1. The applicant M/s. Foxconn Technology (India) Private Limited (hereinafter referred to as FTIPL / applicant) is engaged in the business of manufacturing and trading electronic products, particularly communication network products and components, computers and computer parts, devices and systems for use in various industrial and domestic sectors. The applicant company is a subsidiary of Ingrasys (Singapore) PTE Ltd (hereafter referred to as “Ingrasys Singapore”) which holds 99% of the share capital of the applicant company. The applicant imports various electronic products, components, etc., from Ingrasys Singapore and engages in the manufacture and sale of network cabinets and server cabinets. The applicant is also engaged in a trading activity whereby they import goods like server racks from Ingrasys Singapore and then sell the same in the domestic market. This application for Advance Ruling dated 19.11.2022 is pertaining to the Customs valuation of imported goods for trading activity.

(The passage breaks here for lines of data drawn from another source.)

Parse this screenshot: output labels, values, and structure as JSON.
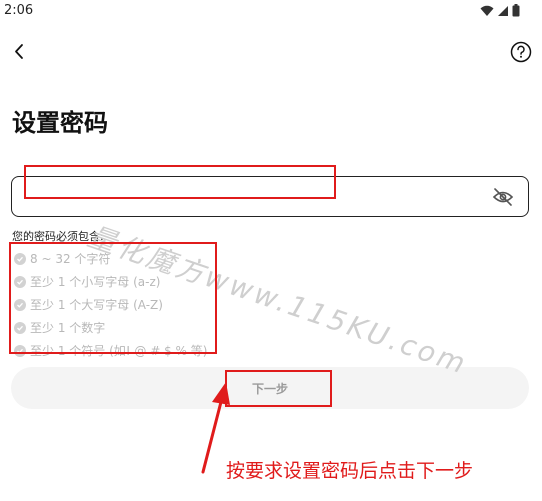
{
  "status_bar": {
    "time": "2:06"
  },
  "page": {
    "title": "设置密码"
  },
  "password_field": {
    "value": "",
    "placeholder": ""
  },
  "requirements": {
    "heading": "您的密码必须包含:",
    "items": [
      "8 ~ 32 个字符",
      "至少 1 个小写字母 (a-z)",
      "至少 1 个大写字母 (A-Z)",
      "至少 1 个数字",
      "至少 1 个符号 (如! @ # $ % 等)"
    ]
  },
  "next_button": {
    "label": "下一步"
  },
  "annotation": {
    "text": "按要求设置密码后点击下一步"
  },
  "watermark": {
    "text": "量化魔方www.115KU.com"
  },
  "colors": {
    "annotation": "#e01b1b",
    "rule_text": "#b8b8b8",
    "button_bg": "#f4f4f4"
  },
  "icons": [
    "back-arrow-icon",
    "help-icon",
    "eye-off-icon",
    "check-circle-icon",
    "wifi-icon",
    "signal-icon",
    "battery-icon"
  ]
}
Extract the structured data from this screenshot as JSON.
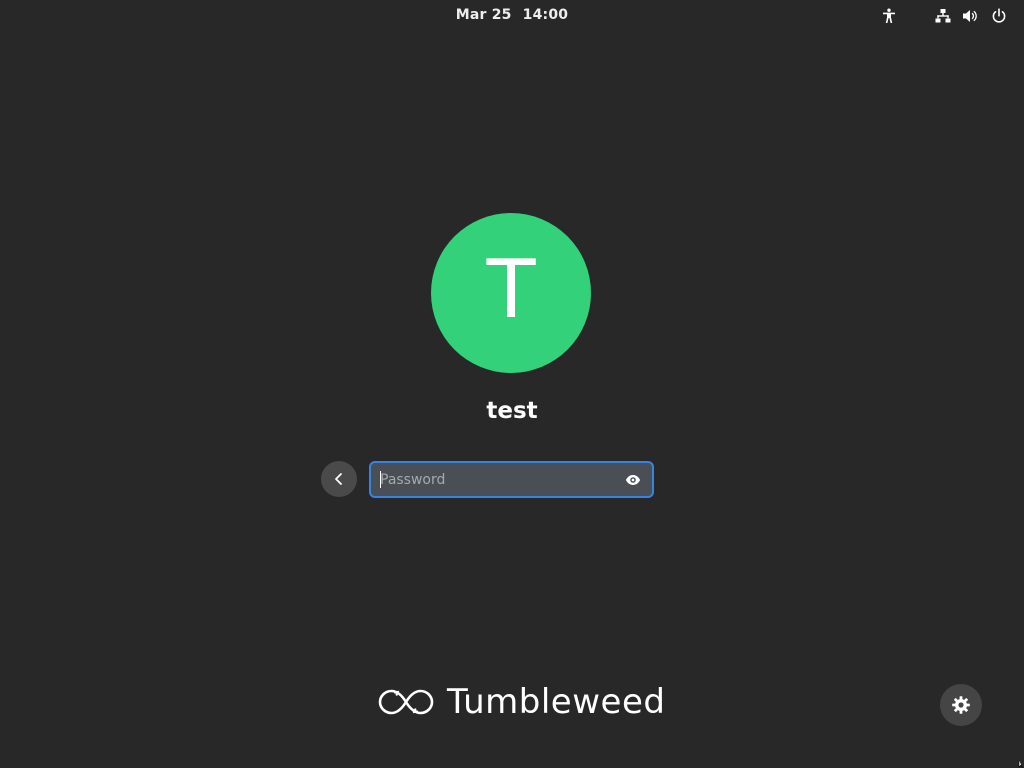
{
  "topbar": {
    "date": "Mar 25",
    "time": "14:00",
    "icons": [
      "accessibility-icon",
      "network-wired-icon",
      "volume-icon",
      "power-icon"
    ]
  },
  "user": {
    "avatar_letter": "T",
    "avatar_color": "#33d17a",
    "name": "test"
  },
  "login": {
    "password_placeholder": "Password",
    "password_value": "",
    "focus_color": "#3584e4"
  },
  "branding": {
    "logo_text": "Tumbleweed"
  },
  "colors": {
    "background": "#282828",
    "text": "#ffffff"
  }
}
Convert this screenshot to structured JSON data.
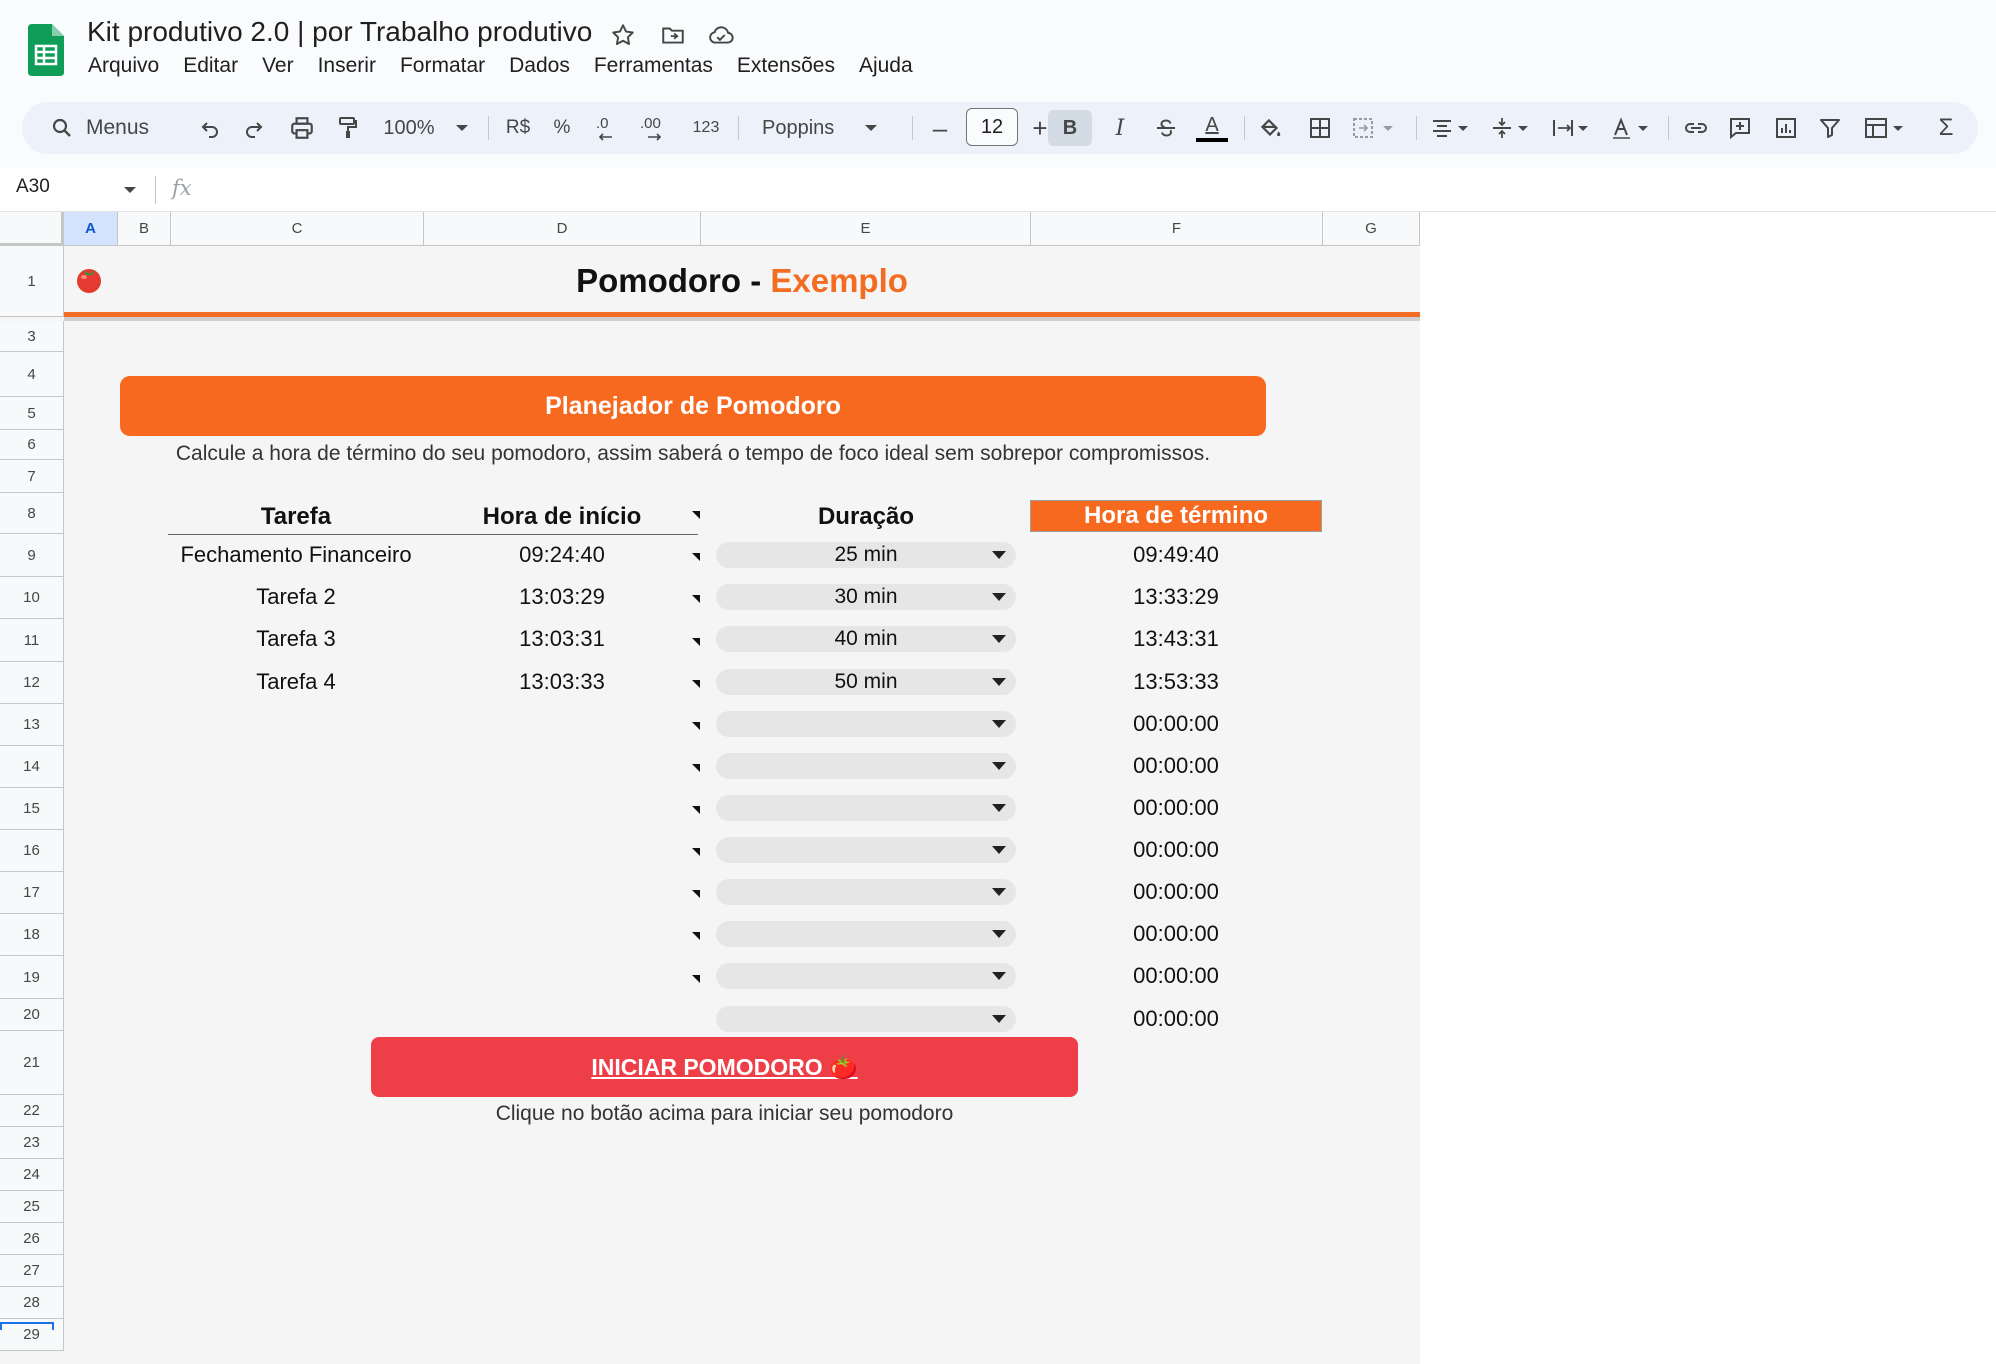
{
  "window": {
    "doc_title": "Kit produtivo 2.0 | por Trabalho produtivo",
    "menu": [
      "Arquivo",
      "Editar",
      "Ver",
      "Inserir",
      "Formatar",
      "Dados",
      "Ferramentas",
      "Extensões",
      "Ajuda"
    ]
  },
  "toolbar": {
    "menus_label": "Menus",
    "zoom": "100%",
    "currency": "R$",
    "percent": "%",
    "decrease_decimals": ".0",
    "increase_decimals": ".00",
    "number_format": "123",
    "font": "Poppins",
    "font_size": "12",
    "bold": "B",
    "italic": "I",
    "text_color": "A",
    "minus": "–",
    "plus": "+",
    "sum": "Σ"
  },
  "formula_bar": {
    "name_box": "A30",
    "fx": "fx"
  },
  "columns": [
    "A",
    "B",
    "C",
    "D",
    "E",
    "F",
    "G"
  ],
  "rows": [
    "1",
    "3",
    "4",
    "5",
    "6",
    "7",
    "8",
    "9",
    "10",
    "11",
    "12",
    "13",
    "14",
    "15",
    "16",
    "17",
    "18",
    "19",
    "20",
    "21",
    "22",
    "23",
    "24",
    "25",
    "26",
    "27",
    "28",
    "29"
  ],
  "sheet": {
    "title_main": "Pomodoro - ",
    "title_accent": "Exemplo",
    "planner_title": "Planejador de Pomodoro",
    "planner_description": "Calcule a hora de término do seu pomodoro, assim saberá o tempo de foco ideal sem sobrepor compromissos.",
    "headers": {
      "task": "Tarefa",
      "start": "Hora de início",
      "duration": "Duração",
      "end": "Hora de término"
    },
    "tasks": [
      {
        "task": "Fechamento Financeiro",
        "start": "09:24:40",
        "duration": "25 min",
        "end": "09:49:40"
      },
      {
        "task": "Tarefa 2",
        "start": "13:03:29",
        "duration": "30 min",
        "end": "13:33:29"
      },
      {
        "task": "Tarefa 3",
        "start": "13:03:31",
        "duration": "40 min",
        "end": "13:43:31"
      },
      {
        "task": "Tarefa 4",
        "start": "13:03:33",
        "duration": "50 min",
        "end": "13:53:33"
      },
      {
        "task": "",
        "start": "",
        "duration": "",
        "end": "00:00:00"
      },
      {
        "task": "",
        "start": "",
        "duration": "",
        "end": "00:00:00"
      },
      {
        "task": "",
        "start": "",
        "duration": "",
        "end": "00:00:00"
      },
      {
        "task": "",
        "start": "",
        "duration": "",
        "end": "00:00:00"
      },
      {
        "task": "",
        "start": "",
        "duration": "",
        "end": "00:00:00"
      },
      {
        "task": "",
        "start": "",
        "duration": "",
        "end": "00:00:00"
      },
      {
        "task": "",
        "start": "",
        "duration": "",
        "end": "00:00:00"
      },
      {
        "task": "",
        "start": "",
        "duration": "",
        "end": "00:00:00"
      }
    ],
    "start_button": "INICIAR POMODORO 🍅",
    "start_hint": "Clique no botão acima para iniciar seu pomodoro"
  },
  "colors": {
    "accent_orange": "#f7691f",
    "start_red": "#ee3f48",
    "sheets_green": "#0f9d58"
  }
}
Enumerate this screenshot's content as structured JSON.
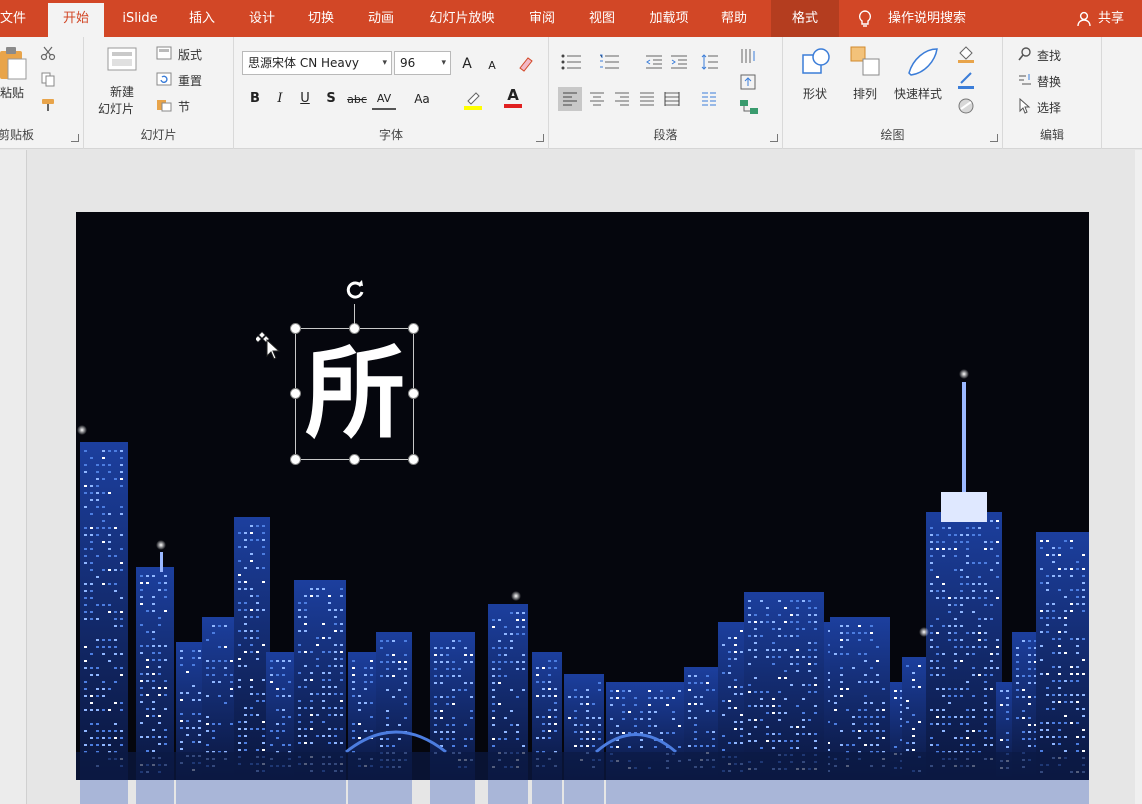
{
  "tabs": [
    "文件",
    "开始",
    "iSlide",
    "插入",
    "设计",
    "切换",
    "动画",
    "幻灯片放映",
    "审阅",
    "视图",
    "加载项",
    "帮助",
    "格式"
  ],
  "tell_me": "操作说明搜索",
  "share": "共享",
  "ribbon": {
    "clipboard": {
      "paste": "粘贴",
      "label": "剪贴板"
    },
    "slides": {
      "new_slide_1": "新建",
      "new_slide_2": "幻灯片",
      "layout": "版式",
      "reset": "重置",
      "section": "节",
      "label": "幻灯片"
    },
    "font": {
      "font_name": "思源宋体 CN Heavy",
      "font_size": "96",
      "grow": "A",
      "shrink": "A",
      "bold": "B",
      "italic": "I",
      "underline": "U",
      "shadow": "S",
      "strike": "abc",
      "spacing": "AV",
      "case": "Aa",
      "font_color": "A",
      "label": "字体"
    },
    "paragraph": {
      "label": "段落"
    },
    "drawing": {
      "shapes": "形状",
      "arrange": "排列",
      "quick_styles": "快速样式",
      "label": "绘图"
    },
    "editing": {
      "find": "查找",
      "replace": "替换",
      "select": "选择",
      "label": "编辑"
    }
  },
  "slide": {
    "text": "所",
    "background": "#05060d"
  },
  "colors": {
    "accent": "#d24726",
    "ribbon_bg": "#f3f3f3",
    "highlight": "#ffff00",
    "font_red": "#e02020"
  }
}
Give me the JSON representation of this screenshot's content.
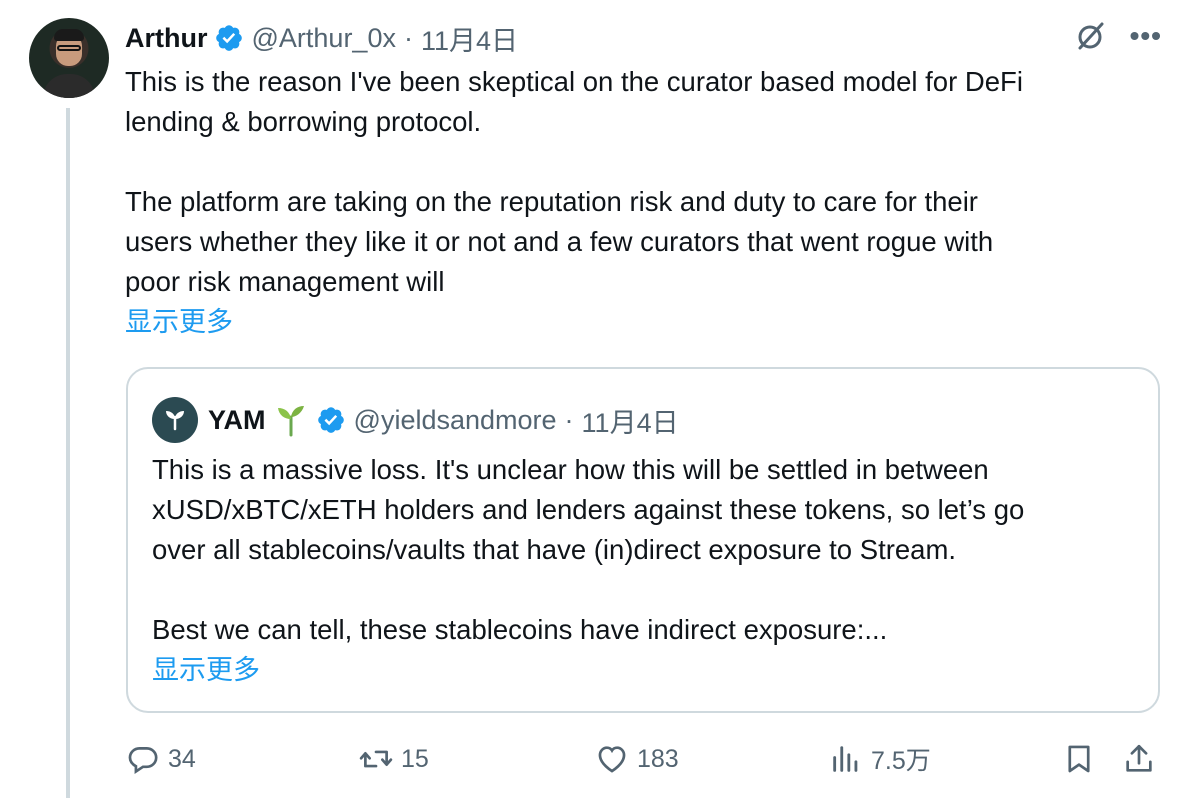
{
  "tweet": {
    "author_name": "Arthur",
    "handle": "@Arthur_0x",
    "separator": "·",
    "date": "11月4日",
    "text_p1": "This is the reason I've been skeptical on the curator based model for DeFi\nlending & borrowing protocol.",
    "text_p2": "The platform are taking on the reputation risk and duty to care for their\nusers whether they like it or not and a few curators that went rogue with\npoor risk management will",
    "show_more": "显示更多"
  },
  "quote": {
    "author_name": "YAM",
    "handle": "@yieldsandmore",
    "separator": "·",
    "date": "11月4日",
    "text_p1": "This is a massive loss. It's unclear how this will be settled in between\nxUSD/xBTC/xETH holders and lenders against these tokens, so let’s go\nover all stablecoins/vaults that have (in)direct exposure to Stream.",
    "text_p2": "Best we can tell, these stablecoins have indirect exposure:...",
    "show_more": "显示更多"
  },
  "actions": {
    "replies": "34",
    "reposts": "15",
    "likes": "183",
    "views": "7.5万"
  },
  "icons": [
    "verified-badge-icon",
    "grok-icon",
    "more-icon",
    "sprout-icon",
    "reply-icon",
    "repost-icon",
    "like-icon",
    "views-icon",
    "bookmark-icon",
    "share-icon"
  ],
  "colors": {
    "link": "#1d9bf0",
    "muted": "#536471",
    "text": "#0f1419",
    "border": "#cfd9de"
  }
}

3.1 Applicant’s submissions are reiterated as follows:

M/s Amazon Data Services Private Limited (hereafter referred to as ADSPL), a third party buyer, has contracted with M/s Ingrasys Singapore (foreign parent company of the applicant) for the purchase of server racks and the terms of the contract are agreed to between them and this agreement is for the global operations of ADSPL. In pursuance of the same, the applicant imports the goods based on purchase order (PO) raised by ADSPL on them and in turn the applicant raises a similar PO on Ingrasys Singapore for import of the required products. The said goods are classifiable under Chapter heading 8471 of the Customs Tariff and the Basic Customs duty is exempted for the same, but IGST @ 18 % is payable. The freight for import of the goods is paid directly to the carrier / freight service provider by ADSPL in terms of the master agreement between ADSPL and Ingrasys Singapore. The applicant does not engage in trading of goods in this model with any other domestic purchaser.

3.2 The applicant does not undertake any value addition on the goods. It earns a margin of 3% while trading imported goods. The assessable value for payment of customs duties has been determined by the applicant as the sum of price at which the goods are sold by Ingrasys Singapore to the applicant plus freight. It may be noted that such freight is directly met by ADSPL.